Disney’s The Hunchback of Notre Dame is a family film about singing gargoyles and how Hollywood can’t let an ugly dude get the girl even in his own movie. Victor Hugo’s Notre Dame de Paris is a weighty 19th-century French tome about how monsters can lurk inside us all. If that sentence is making you wonder how anyone could make a feel-good animation from it, you’re not the only one. Disney jettisoned most of the novel when they brought it to screen in 1996. Good job, too. Hugo’s book is nightmarish.

Let’s start with Esmeralda. In Disney’s take, she’s the strong-willed ethnic stereotype who steals Quasimodo’s heart before marrying another man. In the novel, she’s the poor gypsy girl who Quasimodo attacks, and who ends the story being publicly hanged for a murder she didn’t commit. Wow, that’s … different?
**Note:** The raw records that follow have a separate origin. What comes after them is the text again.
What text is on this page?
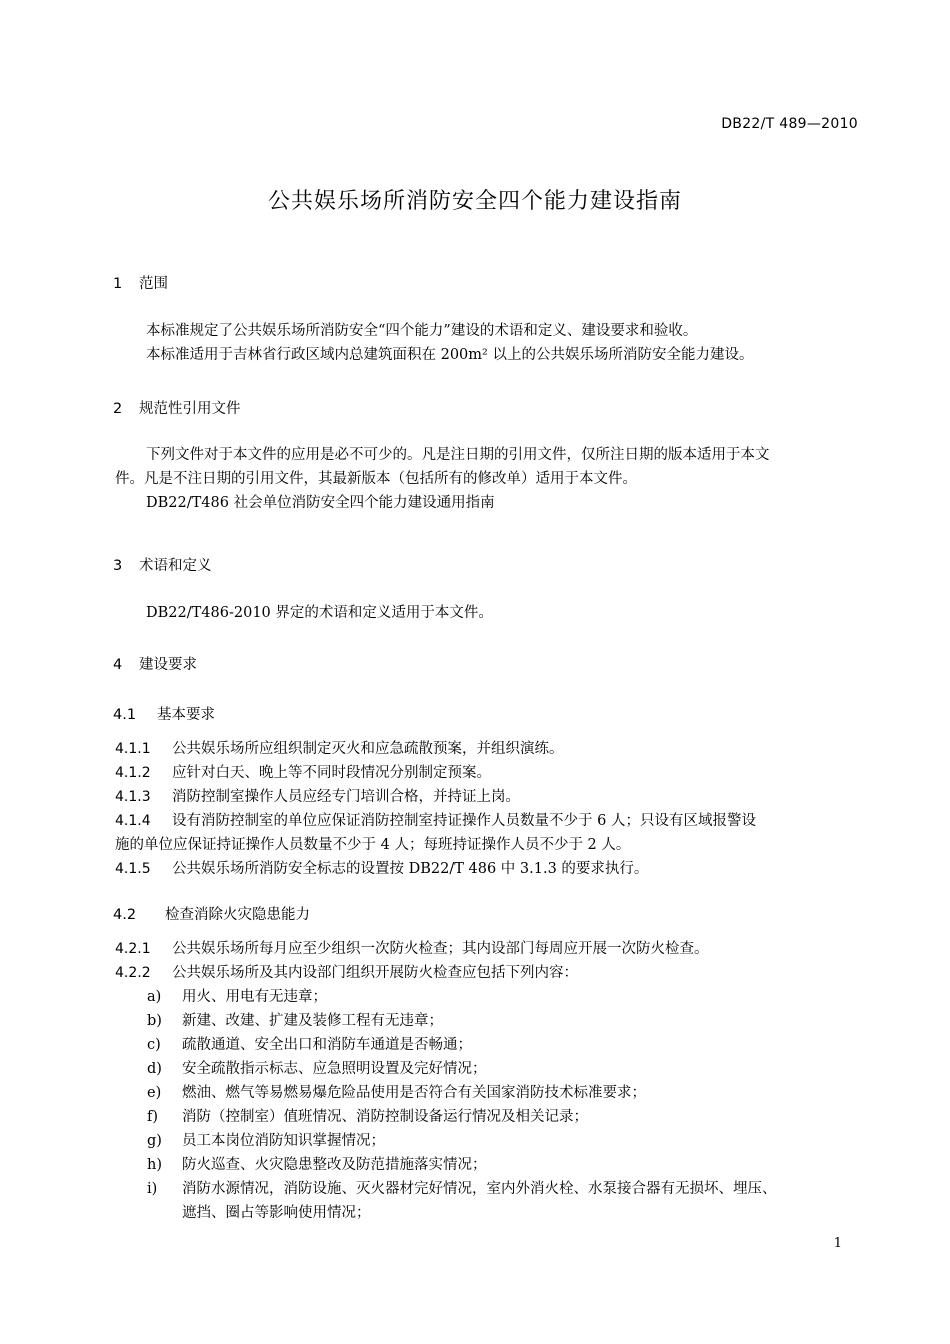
DB22/T 489—2010
公共娱乐场所消防安全四个能力建设指南
1 范围
本标准规定了公共娱乐场所消防安全“四个能力”建设的术语和定义、建设要求和验收。
本标准适用于吉林省行政区域内总建筑面积在 200m² 以上的公共娱乐场所消防安全能力建设。
2 规范性引用文件
下列文件对于本文件的应用是必不可少的。凡是注日期的引用文件，仅所注日期的版本适用于本文
件。凡是不注日期的引用文件，其最新版本（包括所有的修改单）适用于本文件。
DB22/T486 社会单位消防安全四个能力建设通用指南
3 术语和定义
DB22/T486-2010 界定的术语和定义适用于本文件。
4 建设要求
4.1 基本要求
4.1.1 公共娱乐场所应组织制定灭火和应急疏散预案，并组织演练。
4.1.2 应针对白天、晚上等不同时段情况分别制定预案。
4.1.3 消防控制室操作人员应经专门培训合格，并持证上岗。
4.1.4 设有消防控制室的单位应保证消防控制室持证操作人员数量不少于 6 人；只设有区域报警设
施的单位应保证持证操作人员数量不少于 4 人；每班持证操作人员不少于 2 人。
4.1.5 公共娱乐场所消防安全标志的设置按 DB22/T 486 中 3.1.3 的要求执行。
4.2 检查消除火灾隐患能力
4.2.1 公共娱乐场所每月应至少组织一次防火检查；其内设部门每周应开展一次防火检查。
4.2.2 公共娱乐场所及其内设部门组织开展防火检查应包括下列内容：
a) 用火、用电有无违章；
b) 新建、改建、扩建及装修工程有无违章；
c) 疏散通道、安全出口和消防车通道是否畅通；
d) 安全疏散指示标志、应急照明设置及完好情况；
e) 燃油、燃气等易燃易爆危险品使用是否符合有关国家消防技术标准要求；
f) 消防（控制室）值班情况、消防控制设备运行情况及相关记录；
g) 员工本岗位消防知识掌握情况；
h) 防火巡查、火灾隐患整改及防范措施落实情况；
i) 消防水源情况，消防设施、灭火器材完好情况，室内外消火栓、水泵接合器有无损坏、埋压、
遮挡、圈占等影响使用情况；
1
Okay, so how about Captain Phoebus, who starts the film as a morally ambiguous character before becoming a full-fledged hero. Well, he starts the book as a morally ambiguous womanizer and ends it by refusing to save Esmeralda from the gallows because her death means he’ll be able to start screwing his cousin.

Finally there’s Quasimodo, who ends the film accepted by Parisian society despite his ugliness. In the book, he vanishes after killing his surrogate father, only for his corpse to be dug up decades later, pathetically clinging to that of Esmeralda. Oh, and he gets tortured on the rack for two hours earlier in the story, because of course he does.